Let’s start by setting up sparklyr and their environment variables.

Sys.setenv(SPARK_HOME = "/usr/local/spark")
#Sys.setenv(HADOOP_CONF_DIR = '/etc/hadoop/conf.cloudera.hdfs')
#Sys.setenv(YARN_CONF_DIR = '/etc/hadoop/conf.cloudera.yarn')
 
config <- spark_config()
config$spark.executor.instances <- 4
config$spark.executor.cores <- 4
config$spark.executor.memory <- "4G"

sc <- spark_connect(master="local", config=config, version = '2.4.3')

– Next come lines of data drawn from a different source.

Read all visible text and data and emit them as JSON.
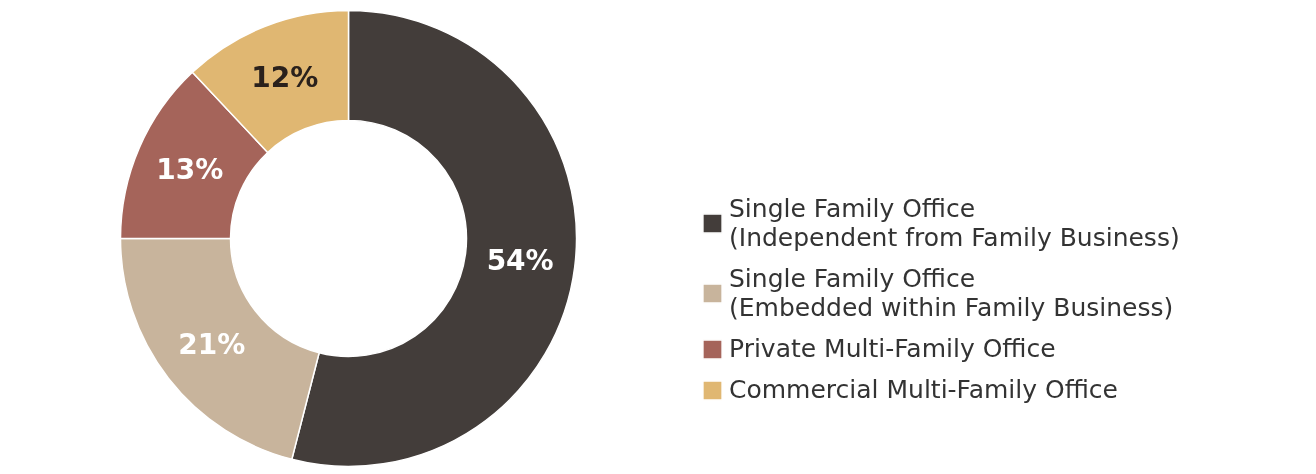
{
  "chart_data": {
    "type": "donut",
    "categories": [
      "Single Family Office\n(Independent from Family Business)",
      "Single Family Office\n(Embedded within Family Business)",
      "Private Multi-Family Office",
      "Commercial Multi-Family Office"
    ],
    "values": [
      54,
      21,
      13,
      12
    ],
    "value_labels": [
      "54%",
      "21%",
      "13%",
      "12%"
    ],
    "colors": [
      "#433d3a",
      "#c8b49c",
      "#a5645a",
      "#e0b772"
    ],
    "legend": "right"
  }
}
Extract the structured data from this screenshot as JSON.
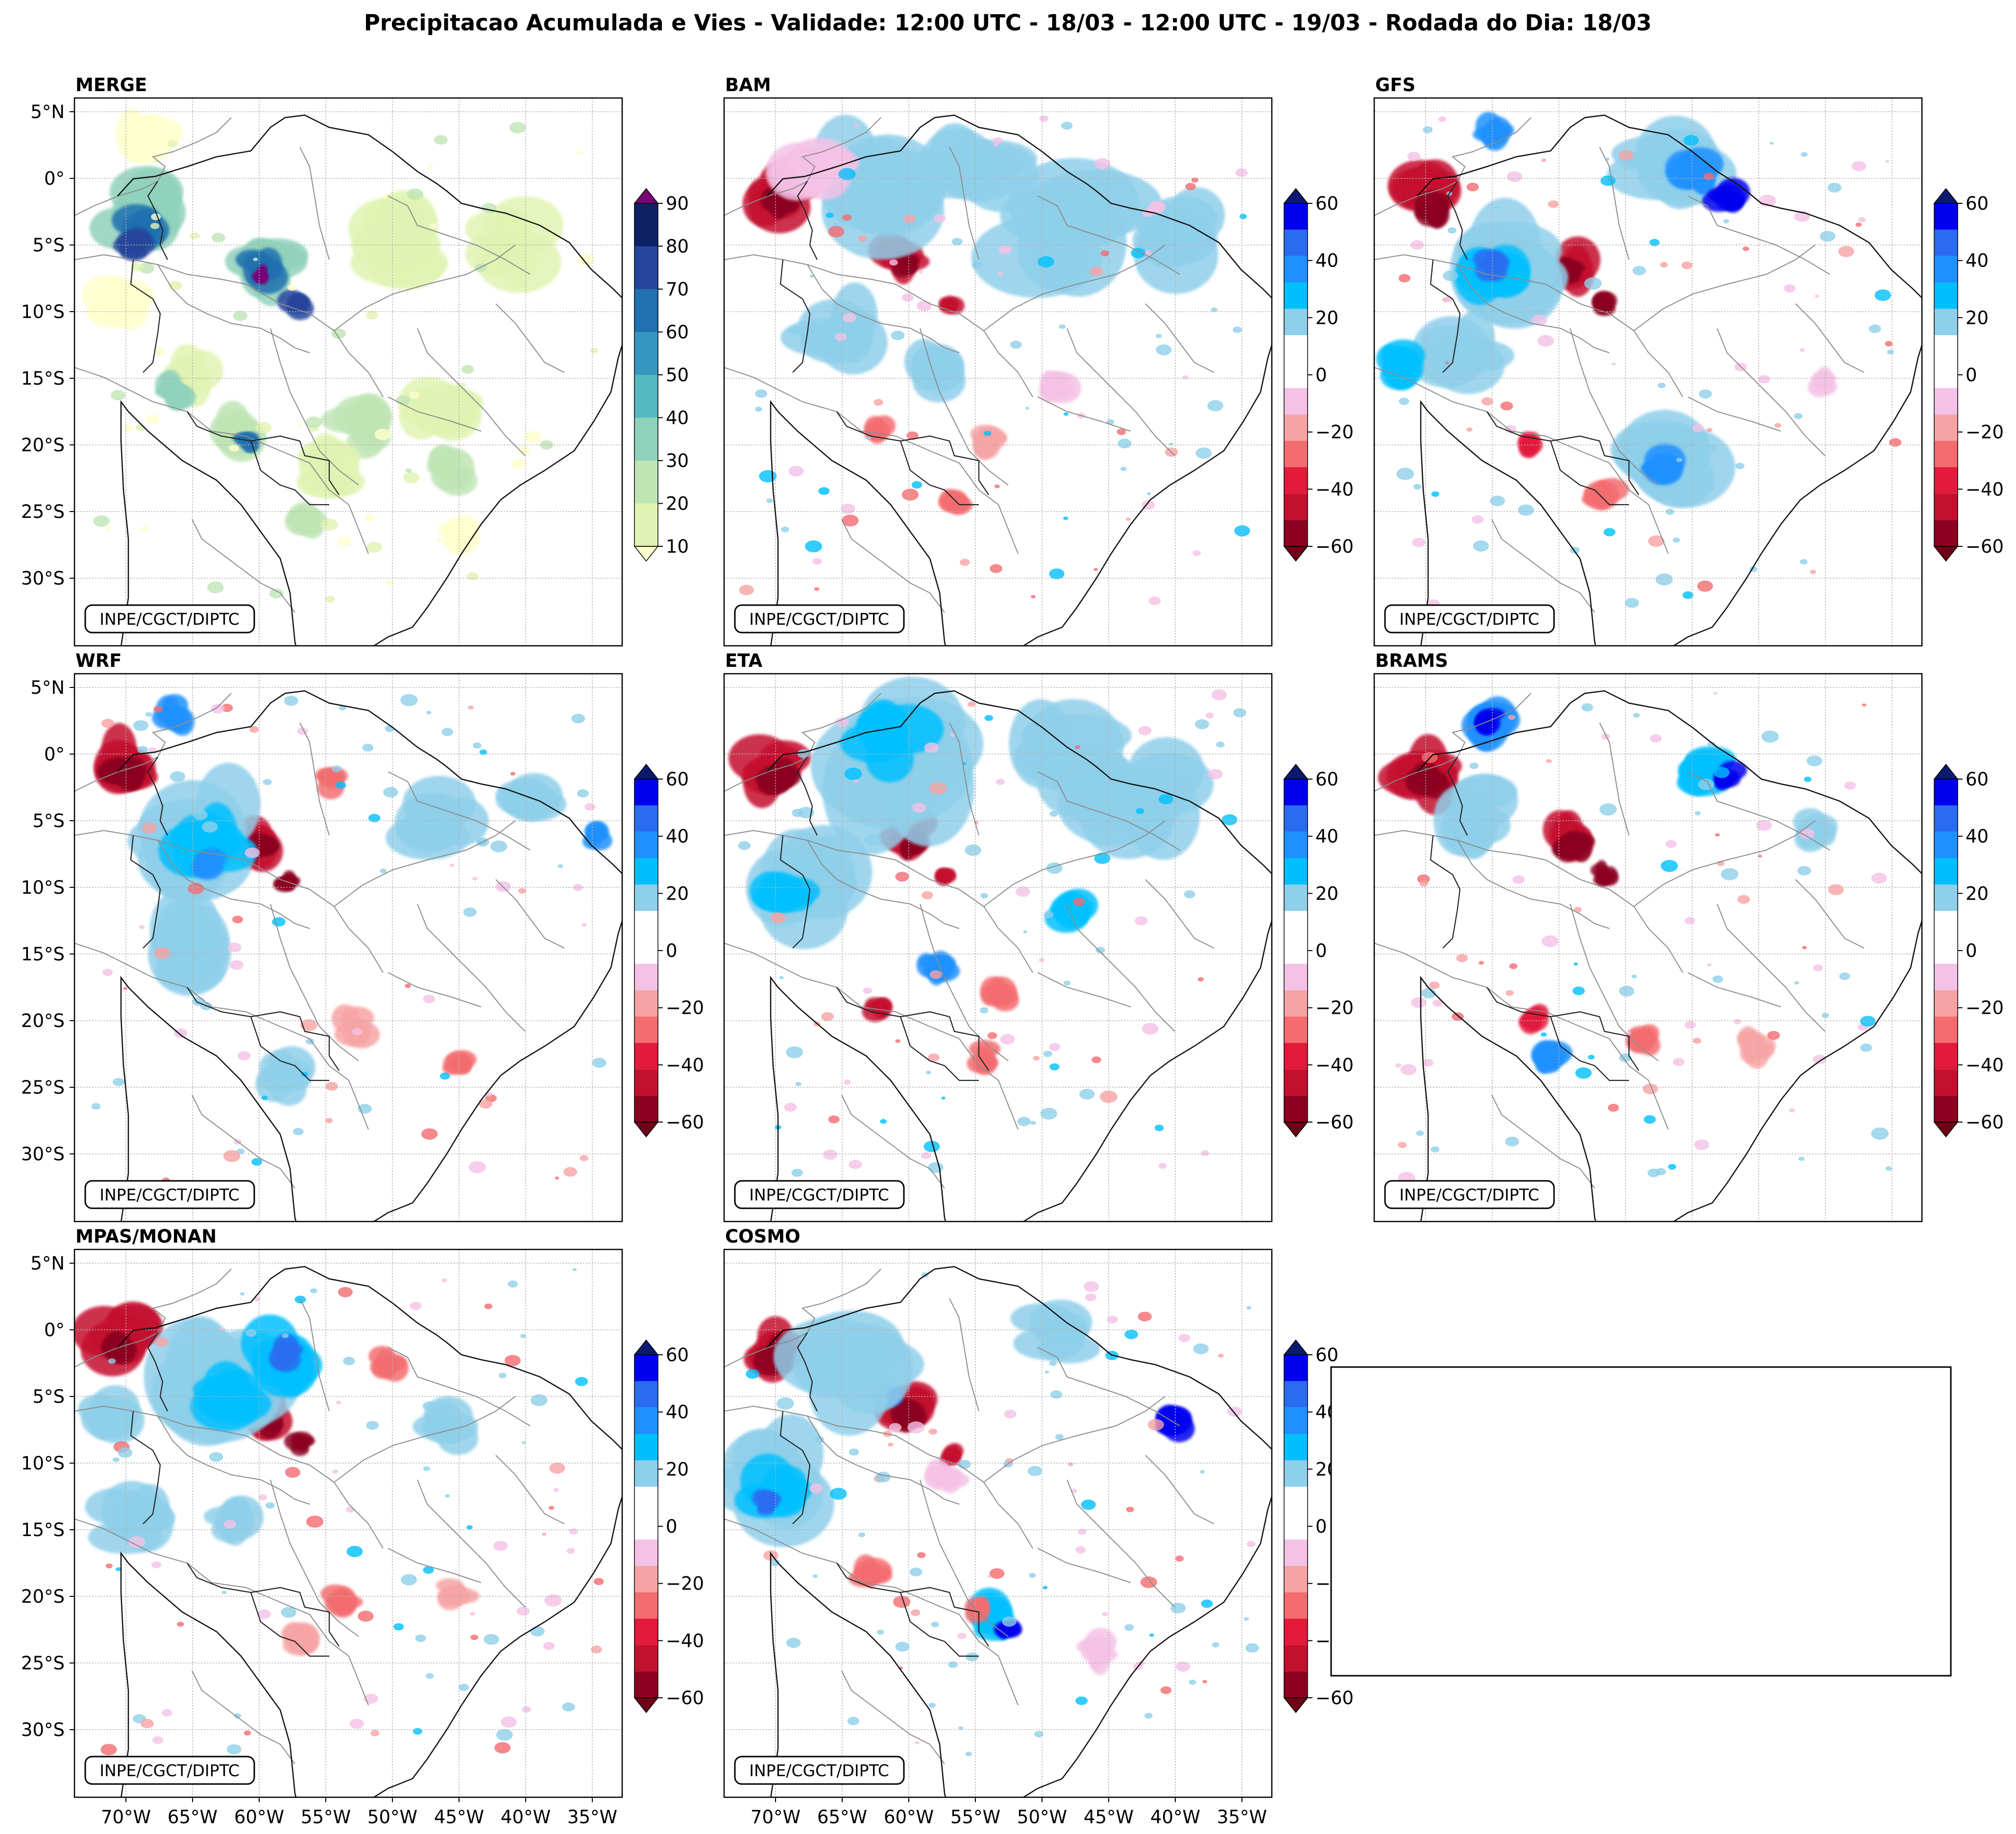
{
  "figure": {
    "title": "Precipitacao Acumulada e Vies - Validade: 12:00 UTC - 18/03 - 12:00 UTC - 19/03 - Rodada do Dia: 18/03",
    "credit": "INPE/CGCT/DIPTC",
    "lat_labels": [
      "5°N",
      "0°",
      "5°S",
      "10°S",
      "15°S",
      "20°S",
      "25°S",
      "30°S"
    ],
    "lon_labels": [
      "70°W",
      "65°W",
      "60°W",
      "55°W",
      "50°W",
      "45°W",
      "40°W",
      "35°W"
    ],
    "panels": [
      {
        "id": "merge",
        "title": "MERGE",
        "scale": "merge"
      },
      {
        "id": "bam",
        "title": "BAM",
        "scale": "bias"
      },
      {
        "id": "gfs",
        "title": "GFS",
        "scale": "bias"
      },
      {
        "id": "wrf",
        "title": "WRF",
        "scale": "bias"
      },
      {
        "id": "eta",
        "title": "ETA",
        "scale": "bias"
      },
      {
        "id": "brams",
        "title": "BRAMS",
        "scale": "bias"
      },
      {
        "id": "mpas",
        "title": "MPAS/MONAN",
        "scale": "bias"
      },
      {
        "id": "cosmo",
        "title": "COSMO",
        "scale": "bias"
      }
    ],
    "merge_colorbar": {
      "ticks": [
        "90",
        "80",
        "70",
        "60",
        "50",
        "40",
        "30",
        "20",
        "10"
      ],
      "colors": [
        "#ffffcc",
        "#e1f3b2",
        "#bfe5b5",
        "#8fd1bb",
        "#56b9c1",
        "#3597bf",
        "#2170b0",
        "#24459b",
        "#0d2163"
      ],
      "extend_top": "#7a0177"
    },
    "bias_colorbar": {
      "ticks": [
        "60",
        "40",
        "20",
        "0",
        "−20",
        "−40",
        "−60"
      ],
      "colors": [
        "#0000ee",
        "#2a6cf0",
        "#1e90ff",
        "#00bfff",
        "#8ecfea",
        "#ffffff",
        "#ffffff",
        "#f4c2e6",
        "#f7a3a3",
        "#f36c70",
        "#e31a3c",
        "#c4102f",
        "#8b0020"
      ],
      "extend_top": "#0a1a6e",
      "extend_bottom": "#6e0018"
    }
  }
}
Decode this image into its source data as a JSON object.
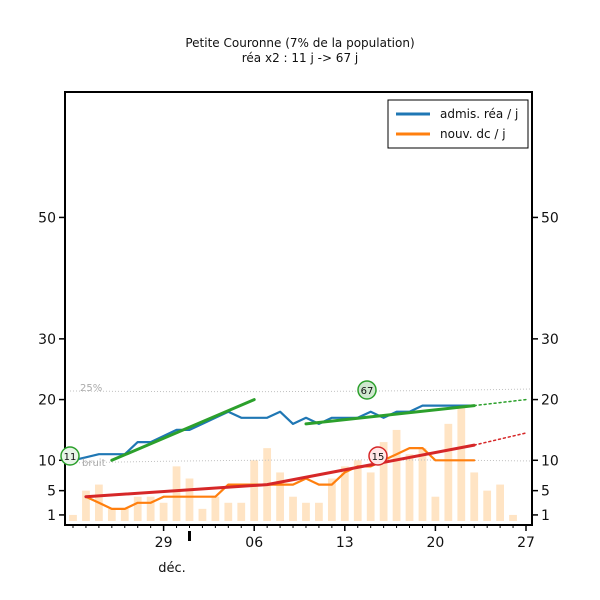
{
  "chart_data": {
    "type": "line",
    "title": "Petite Couronne (7% de la population)",
    "subtitle": "réa x2 : 11 j -> 67 j",
    "xlabel": "",
    "ylabel": "",
    "month_label": "déc.",
    "x_ticks": [
      "29",
      "06",
      "13",
      "20",
      "27"
    ],
    "y_ticks": [
      1,
      5,
      10,
      20,
      30,
      50
    ],
    "ylim": [
      0,
      70
    ],
    "xlim": [
      "2020-11-22",
      "2020-12-27"
    ],
    "legend_position": "top-right",
    "legend": [
      "admis. réa / j",
      "nouv. dc / j"
    ],
    "annotations": {
      "pct25": "25%",
      "noise": "bruit",
      "badge_start": "11",
      "badge_rea": "67",
      "badge_dc": "15"
    },
    "colors": {
      "rea": "#1f77b4",
      "dc": "#ff7f0e",
      "rea_fit": "#2ca02c",
      "dc_fit": "#d62728",
      "bars": "#ffe4c4",
      "band": "#c0c0c0"
    },
    "bars": {
      "x": [
        "2020-11-22",
        "2020-11-23",
        "2020-11-24",
        "2020-11-25",
        "2020-11-26",
        "2020-11-27",
        "2020-11-28",
        "2020-11-29",
        "2020-11-30",
        "2020-12-01",
        "2020-12-02",
        "2020-12-03",
        "2020-12-04",
        "2020-12-05",
        "2020-12-06",
        "2020-12-07",
        "2020-12-08",
        "2020-12-09",
        "2020-12-10",
        "2020-12-11",
        "2020-12-12",
        "2020-12-13",
        "2020-12-14",
        "2020-12-15",
        "2020-12-16",
        "2020-12-17",
        "2020-12-18",
        "2020-12-19",
        "2020-12-20",
        "2020-12-21",
        "2020-12-22",
        "2020-12-23",
        "2020-12-24",
        "2020-12-25",
        "2020-12-26"
      ],
      "values": [
        1,
        5,
        6,
        2,
        2,
        4,
        4,
        3,
        9,
        7,
        2,
        4,
        3,
        3,
        10,
        12,
        8,
        4,
        3,
        3,
        7,
        9,
        10,
        8,
        13,
        15,
        11,
        12,
        4,
        16,
        19,
        8,
        5,
        6,
        1
      ]
    },
    "series": [
      {
        "name": "admis. réa / j",
        "x": [
          "2020-11-22",
          "2020-11-23",
          "2020-11-24",
          "2020-11-25",
          "2020-11-26",
          "2020-11-27",
          "2020-11-28",
          "2020-11-29",
          "2020-11-30",
          "2020-12-01",
          "2020-12-02",
          "2020-12-03",
          "2020-12-04",
          "2020-12-05",
          "2020-12-06",
          "2020-12-07",
          "2020-12-08",
          "2020-12-09",
          "2020-12-10",
          "2020-12-11",
          "2020-12-12",
          "2020-12-13",
          "2020-12-14",
          "2020-12-15",
          "2020-12-16",
          "2020-12-17",
          "2020-12-18",
          "2020-12-19",
          "2020-12-20",
          "2020-12-21",
          "2020-12-22",
          "2020-12-23"
        ],
        "values": [
          10,
          10.5,
          11,
          11,
          11,
          13,
          13,
          14,
          15,
          15,
          16,
          17,
          18,
          17,
          17,
          17,
          18,
          16,
          17,
          16,
          17,
          17,
          17,
          18,
          17,
          18,
          18,
          19,
          19,
          19,
          19,
          19
        ]
      },
      {
        "name": "nouv. dc / j",
        "x": [
          "2020-11-23",
          "2020-11-24",
          "2020-11-25",
          "2020-11-26",
          "2020-11-27",
          "2020-11-28",
          "2020-11-29",
          "2020-11-30",
          "2020-12-01",
          "2020-12-02",
          "2020-12-03",
          "2020-12-04",
          "2020-12-05",
          "2020-12-06",
          "2020-12-07",
          "2020-12-08",
          "2020-12-09",
          "2020-12-10",
          "2020-12-11",
          "2020-12-12",
          "2020-12-13",
          "2020-12-14",
          "2020-12-15",
          "2020-12-16",
          "2020-12-17",
          "2020-12-18",
          "2020-12-19",
          "2020-12-20",
          "2020-12-21",
          "2020-12-22",
          "2020-12-23"
        ],
        "values": [
          4,
          3,
          2,
          2,
          3,
          3,
          4,
          4,
          4,
          4,
          4,
          6,
          6,
          6,
          6,
          6,
          6,
          7,
          6,
          6,
          8,
          9,
          9,
          10,
          11,
          12,
          12,
          10,
          10,
          10,
          10
        ]
      }
    ],
    "fits": {
      "rea_early": {
        "x": [
          "2020-11-25",
          "2020-12-06"
        ],
        "values": [
          10,
          20
        ]
      },
      "rea_late": {
        "x": [
          "2020-12-10",
          "2020-12-23"
        ],
        "values": [
          16,
          19
        ],
        "extrapolate": {
          "x": [
            "2020-12-23",
            "2020-12-27"
          ],
          "values": [
            19,
            20
          ]
        }
      },
      "dc": {
        "x": [
          "2020-11-23",
          "2020-12-07",
          "2020-12-23"
        ],
        "values": [
          4,
          6,
          12.5
        ],
        "extrapolate": {
          "x": [
            "2020-12-23",
            "2020-12-27"
          ],
          "values": [
            12.5,
            14.5
          ]
        }
      }
    }
  }
}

Using Spark to build the sets

data("MovieLense")

check if there is abnormal ratings in the data

table(MovieLense@data@x[] > 5)
## 
## FALSE 
## 99392

As we can see all data falls from 1 to 5, we can consider 0 as the null variable or NA

movie_df <- as(MovieLense, 'data.frame')
movie_df$user <- sapply(movie_df$user,function(x) as.numeric(as.character(x)))
movie_df$item  <- sapply(movie_df$item,function(x) as.character(x))
movie_mx <- spread(movie_df, item, rating)
movie_mx$user <- sapply(movie_mx$user,function(x) as.numeric(x))
movie_mx[is.na(movie_mx)]<- 0

#copy data to spark table
movie_tbl <- sdf_copy_to(sc,movie_mx, "movie_DF", overwrite=T)

movies <- paste(colnames(movie_mx)[-1])

#execute ML model and PCA analysis
pca_model <- ml_pca(movie_tbl,features = paste(colnames(movie_tbl)[2:1000]))

Let’s plot the first Proincipal components and analyze them.

pca_df <-as.data.frame(pca_model$pc)
ggplot(pca_df, aes(x = PC1, y = PC2, color = "blue", label = "red")) +
  geom_point(size = 2, alpha = 0.6) +
  labs(title = "Where the Movies Fall on the First Two Principal Components", x = "PC1",y =  "PC2") +
  guides(fill = FALSE, color = FALSE)

In order to use SVD we need to take it from the H2o library, but it started giving me problems with version so i could not go further.

In conclusion, i think there must be an extra reason such as lack of performance in r or python to start playing with Scala to suit the ML architecture to the company needs. The extra overhead can be of varying weights and sometimes can stall the progress.